Hi everyone,

I want to lay out a couple of use cases here.

I have several large (1 TB +) media collections. Some are often mounted read-only. Others are very sensitive to changes -- I definitely don't want to risk anything that might munge timestamps, etc. So my requirements are:

  1. Must not modify the files in the existing collection in any way. No changing timestamps, no converting them to hard or sym links, etc.
  2. Must not store an additional copy of the data locally (I don't have space for that)
  3. Must be able to handle the data store being read-only mounted (.git can be read-write)

I want to use this for, in order of importance:

  1. Archival to external USB drives. Currently I do this with rsync and it's a real mess figuring out what's where and what to do when a drive fills up.
  2. Being able to easily selectively copy some of the files to a laptop or Linux-using tablet for offline viewing
  3. Being able to queue up files to add from a laptop/tablet

I'm not worried about the .git directory itself; I can bind-mount the existing store to be a subdirectory under a git-annex repo, so that would be fine.

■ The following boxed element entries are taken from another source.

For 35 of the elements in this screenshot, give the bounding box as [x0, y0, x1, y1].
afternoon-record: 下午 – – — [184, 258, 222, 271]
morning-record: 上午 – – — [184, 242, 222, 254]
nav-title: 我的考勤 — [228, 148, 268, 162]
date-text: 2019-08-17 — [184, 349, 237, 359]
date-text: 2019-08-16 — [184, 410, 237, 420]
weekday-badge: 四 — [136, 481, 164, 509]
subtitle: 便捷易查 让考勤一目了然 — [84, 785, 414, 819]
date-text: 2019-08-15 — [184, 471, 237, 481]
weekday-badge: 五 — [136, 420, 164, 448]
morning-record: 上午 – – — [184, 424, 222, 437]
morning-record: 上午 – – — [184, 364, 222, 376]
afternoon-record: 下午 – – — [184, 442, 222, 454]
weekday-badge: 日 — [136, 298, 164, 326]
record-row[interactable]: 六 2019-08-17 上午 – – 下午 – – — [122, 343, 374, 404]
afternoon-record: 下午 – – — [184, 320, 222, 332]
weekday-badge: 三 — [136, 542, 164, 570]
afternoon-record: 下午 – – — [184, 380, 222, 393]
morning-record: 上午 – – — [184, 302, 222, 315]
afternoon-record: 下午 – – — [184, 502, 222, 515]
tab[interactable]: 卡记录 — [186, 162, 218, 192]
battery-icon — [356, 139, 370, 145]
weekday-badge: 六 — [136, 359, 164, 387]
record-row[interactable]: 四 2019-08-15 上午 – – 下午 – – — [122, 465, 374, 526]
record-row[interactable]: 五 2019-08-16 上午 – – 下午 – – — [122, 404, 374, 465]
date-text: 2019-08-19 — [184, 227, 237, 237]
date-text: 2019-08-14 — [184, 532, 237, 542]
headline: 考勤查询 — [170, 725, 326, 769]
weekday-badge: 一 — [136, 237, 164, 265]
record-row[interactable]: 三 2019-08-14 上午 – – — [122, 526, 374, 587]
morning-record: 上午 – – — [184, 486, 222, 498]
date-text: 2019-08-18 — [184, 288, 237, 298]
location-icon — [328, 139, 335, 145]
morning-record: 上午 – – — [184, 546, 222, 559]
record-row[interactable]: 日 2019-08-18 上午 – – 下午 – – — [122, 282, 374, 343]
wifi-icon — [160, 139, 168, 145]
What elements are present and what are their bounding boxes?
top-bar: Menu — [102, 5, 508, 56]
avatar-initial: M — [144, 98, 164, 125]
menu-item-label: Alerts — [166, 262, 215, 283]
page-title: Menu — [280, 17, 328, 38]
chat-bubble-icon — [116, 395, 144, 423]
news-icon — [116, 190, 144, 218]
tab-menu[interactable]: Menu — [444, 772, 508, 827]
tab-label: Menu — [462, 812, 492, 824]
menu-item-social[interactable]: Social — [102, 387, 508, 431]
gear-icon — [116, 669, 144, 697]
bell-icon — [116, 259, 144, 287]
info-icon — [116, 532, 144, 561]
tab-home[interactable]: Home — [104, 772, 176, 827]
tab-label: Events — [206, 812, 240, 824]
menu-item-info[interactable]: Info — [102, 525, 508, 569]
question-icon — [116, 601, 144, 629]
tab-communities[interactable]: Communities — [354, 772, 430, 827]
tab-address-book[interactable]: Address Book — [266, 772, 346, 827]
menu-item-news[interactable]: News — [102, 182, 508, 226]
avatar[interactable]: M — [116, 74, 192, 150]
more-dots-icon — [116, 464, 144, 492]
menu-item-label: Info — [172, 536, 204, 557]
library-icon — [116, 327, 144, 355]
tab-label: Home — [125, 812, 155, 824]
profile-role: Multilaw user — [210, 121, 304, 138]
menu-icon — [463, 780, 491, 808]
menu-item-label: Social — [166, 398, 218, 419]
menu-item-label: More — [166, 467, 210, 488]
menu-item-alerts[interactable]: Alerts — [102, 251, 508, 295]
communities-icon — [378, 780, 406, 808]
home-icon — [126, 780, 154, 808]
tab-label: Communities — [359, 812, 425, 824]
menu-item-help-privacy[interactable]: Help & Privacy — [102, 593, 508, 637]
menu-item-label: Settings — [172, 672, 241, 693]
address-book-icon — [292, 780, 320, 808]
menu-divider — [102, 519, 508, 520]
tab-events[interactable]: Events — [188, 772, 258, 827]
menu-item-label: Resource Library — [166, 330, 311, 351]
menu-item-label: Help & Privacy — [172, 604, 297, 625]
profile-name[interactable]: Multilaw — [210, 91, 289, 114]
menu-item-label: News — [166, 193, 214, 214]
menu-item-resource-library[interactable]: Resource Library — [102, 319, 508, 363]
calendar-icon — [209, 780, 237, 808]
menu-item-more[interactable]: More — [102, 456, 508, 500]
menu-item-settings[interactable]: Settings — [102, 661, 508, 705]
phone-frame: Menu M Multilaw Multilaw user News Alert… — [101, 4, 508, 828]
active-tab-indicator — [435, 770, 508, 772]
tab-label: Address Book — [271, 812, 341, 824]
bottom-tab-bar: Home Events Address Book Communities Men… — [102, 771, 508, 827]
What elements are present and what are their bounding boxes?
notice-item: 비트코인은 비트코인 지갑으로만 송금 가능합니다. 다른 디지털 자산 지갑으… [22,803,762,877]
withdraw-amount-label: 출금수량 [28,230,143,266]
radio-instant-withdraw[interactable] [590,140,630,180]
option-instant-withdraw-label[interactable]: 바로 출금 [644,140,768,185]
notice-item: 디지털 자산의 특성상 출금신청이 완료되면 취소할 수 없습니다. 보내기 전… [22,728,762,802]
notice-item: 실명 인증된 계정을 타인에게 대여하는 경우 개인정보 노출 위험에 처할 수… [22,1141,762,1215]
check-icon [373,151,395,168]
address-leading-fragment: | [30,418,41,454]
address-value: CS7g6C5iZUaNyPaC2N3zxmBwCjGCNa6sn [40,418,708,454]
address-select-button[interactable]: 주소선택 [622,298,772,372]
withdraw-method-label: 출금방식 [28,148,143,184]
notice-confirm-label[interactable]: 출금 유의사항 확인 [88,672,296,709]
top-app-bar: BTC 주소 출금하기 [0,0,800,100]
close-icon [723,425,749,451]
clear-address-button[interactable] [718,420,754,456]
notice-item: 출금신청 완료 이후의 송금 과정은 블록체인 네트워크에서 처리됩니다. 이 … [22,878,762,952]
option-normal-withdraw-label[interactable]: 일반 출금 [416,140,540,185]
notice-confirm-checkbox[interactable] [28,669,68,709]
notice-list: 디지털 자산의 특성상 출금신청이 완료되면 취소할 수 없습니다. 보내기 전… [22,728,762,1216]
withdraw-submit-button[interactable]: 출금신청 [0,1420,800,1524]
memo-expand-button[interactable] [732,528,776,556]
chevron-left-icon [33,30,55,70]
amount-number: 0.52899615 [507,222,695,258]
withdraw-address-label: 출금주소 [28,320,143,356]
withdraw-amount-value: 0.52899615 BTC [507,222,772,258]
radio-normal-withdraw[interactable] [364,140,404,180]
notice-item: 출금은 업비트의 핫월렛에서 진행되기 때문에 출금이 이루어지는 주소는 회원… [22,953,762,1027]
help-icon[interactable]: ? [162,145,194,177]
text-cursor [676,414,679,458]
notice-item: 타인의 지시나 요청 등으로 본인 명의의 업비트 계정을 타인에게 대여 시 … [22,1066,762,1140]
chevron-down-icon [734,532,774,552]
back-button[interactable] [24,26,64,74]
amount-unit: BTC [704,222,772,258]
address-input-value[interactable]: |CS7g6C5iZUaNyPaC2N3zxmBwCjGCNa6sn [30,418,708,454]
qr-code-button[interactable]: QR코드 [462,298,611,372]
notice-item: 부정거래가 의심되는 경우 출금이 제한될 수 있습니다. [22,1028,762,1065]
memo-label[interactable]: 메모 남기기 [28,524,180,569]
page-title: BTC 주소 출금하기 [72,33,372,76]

So here's what I've looked into so far. All of these are run with git annex adjust --unlock (or the assistant, which does the same thing):

  • A directory remote with importtree=yes would work well for use case #1. However, since the rsync backend doesn't support importtree, it would be challenging for #2 (I guess I could make it work via sshfs, but that gets a bit nasty)
  • I tried bind-mounting the existing data under a git-annex repo to use that as the source. This does work; however, presumably because it can't hard link the files into .git/annex, it results in doubling the storage space requirements for the data. That's not usable for me.
  • I thought maybe a transport repo would help. So I could have, basically, source->transport<->laptop and source->transport->archive. The problem here is that git-annex can't copy directly from source to laptop or archive in this scenario without duplicating the data in transport. So I still can't just use get from the laptop to get things unless I use 2x the space, which again, I don't want to do.
  • I thought about maybe adding git-annex directly to an existing directory. That risks changing things about it (since it is necessarily read-write to git-annex). I'm not really comfortable with that yet.

Incidentally, I mentioned timestamps and didn't say how I'll preserve them for the archive drives. I can use mtree from Debian's mtree-netbsd package and do something like this on the source directory:

mtree -c -R nlink,uid,gid,mode -p /PATH/TO/REPO -X <(echo './.git') > /tmp/spec

And on the destination, restore the timestamps with:

mtree -t -U -e < /tmp/spec

I imagine some clever hooks would let me do this automatically, but I don't really feel the need for that. I think this is easier, for me, than the discussion at ?does not preserve timestamps.